Les quartiers à connaître
Le Rocher
La médina classée, bâtie sur un bloc calcaire cerné par le canyon, avec ses toitures de tuiles rondes et ses demeures à patio.
La Souika
Les quartiers bas de la vieille ville, un dédale de ruelles étroites qui dévalent parfois en escaliers jusqu’au bord du ravin.
La Casbah
Le point haut de la médina, d’où la ville descend en dégradé, avec ses fortifications montées en partie avec des pierres romaines.
Sidi Mabrouk
L’un des faubourgs nés hors du Rocher quand la ville a débordé de son éperon, résidentiel et vivant, loin de la cohue de la médina.
Ali Mendjeli
La ville nouvelle du sud, desservie par le tramway, où se concentrent logements récents, université et vie étudiante.
Les incontournables
Le palais Ahmed Bey
Construit entre 1826 et 1835, un manifeste de style mauresque baroque organisé autour de trois jardins et de trois cours, aux murs couverts de céramiques polychromes.
Le pont de Sidi M’Cid
Inauguré en 1912, il porte le nom du mausolée voisin et offre la vue la plus vertigineuse sur le canyon du Rhummel.
Le pont d’El-Kantara
L’un des plus anciens de la ville, d’origine romaine, restauré par Salah Bey au XVIIIe siècle puis en 1863.
Le musée national Cirta
Créé en 1931 en plein centre, il déploie trois ailes consacrées à l’archéologie, à l’ethnographie et aux beaux-arts.

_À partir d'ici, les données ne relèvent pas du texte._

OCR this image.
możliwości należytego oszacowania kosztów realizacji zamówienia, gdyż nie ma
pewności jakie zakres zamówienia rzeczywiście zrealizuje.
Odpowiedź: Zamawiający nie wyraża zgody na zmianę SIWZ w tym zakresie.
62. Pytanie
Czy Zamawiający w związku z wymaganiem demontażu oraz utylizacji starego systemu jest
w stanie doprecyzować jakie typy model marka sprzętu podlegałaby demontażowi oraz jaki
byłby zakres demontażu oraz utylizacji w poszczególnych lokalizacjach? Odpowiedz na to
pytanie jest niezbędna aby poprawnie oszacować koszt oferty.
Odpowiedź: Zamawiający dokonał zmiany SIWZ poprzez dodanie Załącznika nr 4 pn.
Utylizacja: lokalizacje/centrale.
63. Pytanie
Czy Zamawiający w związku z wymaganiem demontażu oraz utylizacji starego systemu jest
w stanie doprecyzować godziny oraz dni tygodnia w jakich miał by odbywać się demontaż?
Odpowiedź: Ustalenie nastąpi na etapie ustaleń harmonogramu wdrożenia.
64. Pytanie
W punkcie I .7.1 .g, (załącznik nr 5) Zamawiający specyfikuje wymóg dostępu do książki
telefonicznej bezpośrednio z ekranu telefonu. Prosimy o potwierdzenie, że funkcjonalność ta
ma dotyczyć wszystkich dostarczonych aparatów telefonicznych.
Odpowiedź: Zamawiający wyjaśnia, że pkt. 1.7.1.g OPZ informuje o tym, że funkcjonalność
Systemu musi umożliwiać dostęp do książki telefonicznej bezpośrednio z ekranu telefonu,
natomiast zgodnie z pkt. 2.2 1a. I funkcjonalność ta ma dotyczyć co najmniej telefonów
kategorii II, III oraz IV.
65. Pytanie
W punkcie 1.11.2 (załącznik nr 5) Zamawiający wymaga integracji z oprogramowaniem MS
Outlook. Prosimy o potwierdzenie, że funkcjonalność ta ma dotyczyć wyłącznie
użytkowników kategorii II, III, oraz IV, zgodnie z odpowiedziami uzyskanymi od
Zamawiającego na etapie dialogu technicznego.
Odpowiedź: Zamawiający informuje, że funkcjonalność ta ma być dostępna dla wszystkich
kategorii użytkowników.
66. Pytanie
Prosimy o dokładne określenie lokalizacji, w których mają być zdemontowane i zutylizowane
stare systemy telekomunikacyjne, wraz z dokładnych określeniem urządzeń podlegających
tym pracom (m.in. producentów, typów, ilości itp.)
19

La mosquée Émir Abdelkader
Édifice des années 1980 rattaché à l’université islamique des sciences, dessiné par l’architecte égyptien Moussa Mostafa Moussa.
Le viaduc Salah Bey
Pont à haubans ouvert en 2014, long de plus d’un kilomètre, qui relie la place de l’ONU aux hauteurs par-dessus le Rhummel.
Se déplacer
Le tramway sert de colonne vertébrale : une seule ligne, mais efficace, du stade Ramdane-Benabdelmalek au centre jusqu’à la cité Zouaghi, puis la ville nouvelle d’Ali Mendjeli et l’Université Constantine 2. Il circule du petit matin jusqu’à tard le soir, à fréquence rapprochée aux heures de pointe. La télécabine est l’autre signature locale : en huit minutes, elle franchit les gorges du Rhummel entre la place Tatache Belkacem et la cité Emir Abdelkader, en desservant le CHU Ben Badis. Les bus publics de l’ETC sont modernes et ponctuels, le réseau privé plus dense mais moins régulier. Les taxis se hèlent dans la rue ou se réservent par téléphone, en course individuelle ou collective, et les deux gares routières desservent tout l’Est algérien. La gare relie Alger et Skikda par le train, lent mais confortable, et l’aéroport se trouve au sud, sur le plateau de Ain el Bey.
Bon à savoir
- Le climat est méditerranéen à fortes amplitudes : il gèle l’hiver sur le plateau et l’été grimpe très haut, donc prévoyez au printemps ou à l’automne.
- La médina se visite à pied et en montées : chaussures fermées obligatoires, les ruelles sont pavées, pentues et souvent en escaliers.
- Constantine est un carrefour routier et ferroviaire vers Alger, Annaba, Sétif ou Skikda, pratique pour enchaîner avec une autre étape de l’Est algérien.
- Le site antique de Tiddis, à une trentaine de kilomètres au nord-ouest, se combine bien avec une demi-journée hors de la ville.
- Gardez une batterie externe : entre les ponts, la télécabine et les points de vue, le téléphone sert surtout d’appareil photo et se vide vite.